Edward Alphonso Goldman

Edward Alphonso Goldman (* July 7, 1873 in Mount Carmel, Illinois, † September 2, 1946 in Washington DC) was an American zoologist.

Life and work

1888 Goldman moved with his family in the Tulare County in California. At the age of 17, he worked as a foreman in a vineyard near Fresno. In 1892 he was hired by Edward William Nelson in the Bureau of Biological Survey, where he worked as a field biologist. Operated between 1892 and 1906 Nelson and Goldman field studies in Mexico, including ten years together. In 1911, he conducted research for two years in the Panama Canal Zone. Then he ran in Arizona until 1917 biological field work. From 1918 to 1919 he served in France with the Medical Service of the American Expeditionary Force, where he was responsible for the control of rats and mice. From 1919 to 1925 he worked as a senior biologist and from 1928 to 1943 as head of the department of biological research in the Bureau of Biological Survey. Between 1922 and 1937 he was a reserve major in the medical corps of the armed forces of the United States. From 1925 to 1928 he was chief of the department of wildlife and bird sanctuaries in the Bureau of Biological Survey. From 1927 to 1929 he was president of the Biological Society of Washington. In 1928 he received an honorary position as assistant in the zoological department of the United States National Museum. From 1944 to 1946 he was a staff member at the newly created United States Fish and Wildlife Service. In 1946 he was president of the American Society of Mammalogists.

Goldman has written over 200 publications, including the works Revision of the Wood Rats of the Genus Neotoma (1910 ), Rice Rats of North America ( 1918), Mammals of Panama (1920), The Wolves of North America ( 1944), The Puma: Mysterious American Cat ( posthumously, 1946) and Biological Investigations in Mexico ( posthumously, 1951).
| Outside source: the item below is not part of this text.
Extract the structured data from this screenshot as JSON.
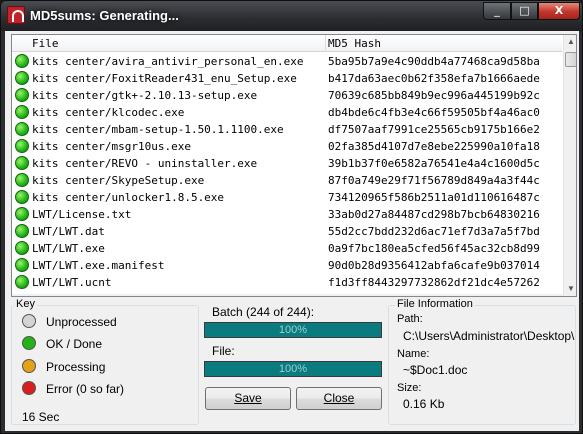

His research first descriptions that are often created in collaboration with Edward William Nelson, include Sorex ornatus juncensis, the Barbados raccoon, Goldman's water mouse, the Cana - dwarf opossum, the Mexican wolf and the Panama Nachtaffe.

Dedikationsnamen and honors

Goldman's name is immortalized in the epithets of about 50 mammal, bird, reptile, mollusk and plant taxa, including Chaetodipus goldmani (1900 by Wilfred Hudson Osgood ), cryptotis goldmani (1895 by Clinton Hart Merriam ), Neotoma goldmani (1903 by Clinton Hart Merriam ) and Heteromys goldmani (1902 by Clinton Hart Merriam ). 1911 named Edward William Nelson, the monotypic genus Hummingbird Gold Mania in honor of Goldman. On the Baja California peninsula a mountain peak named after him.